Quand la colère enfouie au fond des coeurs atteint les proportions d'un orage
Julian
Dehors, oblique, la pluie tombe, à grosses gouttes. Une journée lourde de chaleur ; une humidité bienvenue. Le bar est presque vide aujourd’hui, je reste debout derrière le comptoir, le menton posé sur ma main. Même le vieux Jack n’est pas venu. Louis et moi écoutons l’eau s’abattre sur les vitres. Il nettoie une table, je le regarde faire. Puis il se redresse et soupire, pose une main sur son dos, se tourne dans ma direction, jauge mon regard sous ses sourcils froncés. Bleu marine sans récif. Je me baigne dans ces deux lagons, les mêmes que ceux de Michelle.
« Tu devrais rentrer, me dit-il. »
Je ne réponds pas. Je reste là, sans bouger. Pluie qui tombe en fond sonore.
« Rentre chez toi Julian, il n’y aura plus personne aujourd’hui. Les gens ne sortent pas par ce temps. »
Lentement, sans répondre, j’enfile ma veste, me dirige vers la porte du Dionysos.
« Bonne soirée, me dit Louis un peu froidement avant que je ne passe le seuil. »
Silence qui éclate dans ma bouche. Je m’arrête un temps, pousse la porte du bar.
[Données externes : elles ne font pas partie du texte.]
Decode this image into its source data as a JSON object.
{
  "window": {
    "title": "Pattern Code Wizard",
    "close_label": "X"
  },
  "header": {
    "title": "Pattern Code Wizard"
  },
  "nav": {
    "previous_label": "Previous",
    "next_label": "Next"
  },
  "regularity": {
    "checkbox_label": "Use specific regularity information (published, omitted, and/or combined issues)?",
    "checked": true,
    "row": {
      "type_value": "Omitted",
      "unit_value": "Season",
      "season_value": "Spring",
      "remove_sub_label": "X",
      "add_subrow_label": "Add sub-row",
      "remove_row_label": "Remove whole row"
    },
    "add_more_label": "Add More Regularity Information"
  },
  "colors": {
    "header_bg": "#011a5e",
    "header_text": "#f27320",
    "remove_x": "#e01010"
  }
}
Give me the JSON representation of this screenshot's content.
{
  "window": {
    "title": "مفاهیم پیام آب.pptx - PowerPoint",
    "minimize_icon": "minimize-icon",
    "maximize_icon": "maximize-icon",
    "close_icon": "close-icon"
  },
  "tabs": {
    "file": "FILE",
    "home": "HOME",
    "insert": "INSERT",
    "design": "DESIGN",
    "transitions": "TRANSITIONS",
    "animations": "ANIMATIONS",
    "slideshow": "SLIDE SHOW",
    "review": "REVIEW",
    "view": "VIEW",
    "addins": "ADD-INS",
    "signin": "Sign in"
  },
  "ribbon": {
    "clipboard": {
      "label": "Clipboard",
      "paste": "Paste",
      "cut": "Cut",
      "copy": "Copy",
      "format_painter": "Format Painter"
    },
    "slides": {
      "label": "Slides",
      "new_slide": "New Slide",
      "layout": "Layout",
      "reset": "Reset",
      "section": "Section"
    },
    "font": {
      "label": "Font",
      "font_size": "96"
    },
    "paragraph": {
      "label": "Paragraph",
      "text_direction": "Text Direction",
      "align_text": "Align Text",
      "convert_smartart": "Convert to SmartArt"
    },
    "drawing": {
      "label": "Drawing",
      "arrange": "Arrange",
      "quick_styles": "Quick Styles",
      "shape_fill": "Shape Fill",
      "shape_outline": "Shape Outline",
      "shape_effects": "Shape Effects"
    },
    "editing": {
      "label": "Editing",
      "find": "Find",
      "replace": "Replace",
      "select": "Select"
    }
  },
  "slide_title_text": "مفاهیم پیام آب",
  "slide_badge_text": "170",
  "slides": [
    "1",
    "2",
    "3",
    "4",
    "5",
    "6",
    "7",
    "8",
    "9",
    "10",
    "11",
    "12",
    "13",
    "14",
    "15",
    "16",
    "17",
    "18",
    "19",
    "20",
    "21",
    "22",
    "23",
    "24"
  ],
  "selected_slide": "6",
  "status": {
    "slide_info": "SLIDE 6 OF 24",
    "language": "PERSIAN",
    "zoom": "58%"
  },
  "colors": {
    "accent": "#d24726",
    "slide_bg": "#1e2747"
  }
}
Rue Amiral Roussin. La pluie s’écrase sur le pavage blanc. Au dessus, les nuages noirs se brassent dans le ciel.
Mise en marche.
Rue Musette. Rue de la Liberté. Place Darcy. Rue Chaussier.
Appartement.
Regard noir de la concierge. J’accélère le pas dans les escaliers. La porte est ouverte. Lilian regarde la télé dans le salon. Cheveux châtains mi longs devant les yeux. Je me dirige vers ma chambre, referme derrière moi, m’écroule sur mon lit. Dehors, c’est l’orage. La pluie explose contre les vitre, le tonnerre gronde. Des flashs de lumières éblouissent le ciel par intermittence, déchirures blanches qui violacent le ciel de mauve fluo. Mes aïeux sont en colère, on les entend courir avec fureur sur le dallage nuageux, taper des pieds et crier. L’air tremble. Je ferme les yeux. Un bruit du déluge, c’est aussi effrayant qu’apaisant, et je me laisse porter par sa berceuse orchestrale.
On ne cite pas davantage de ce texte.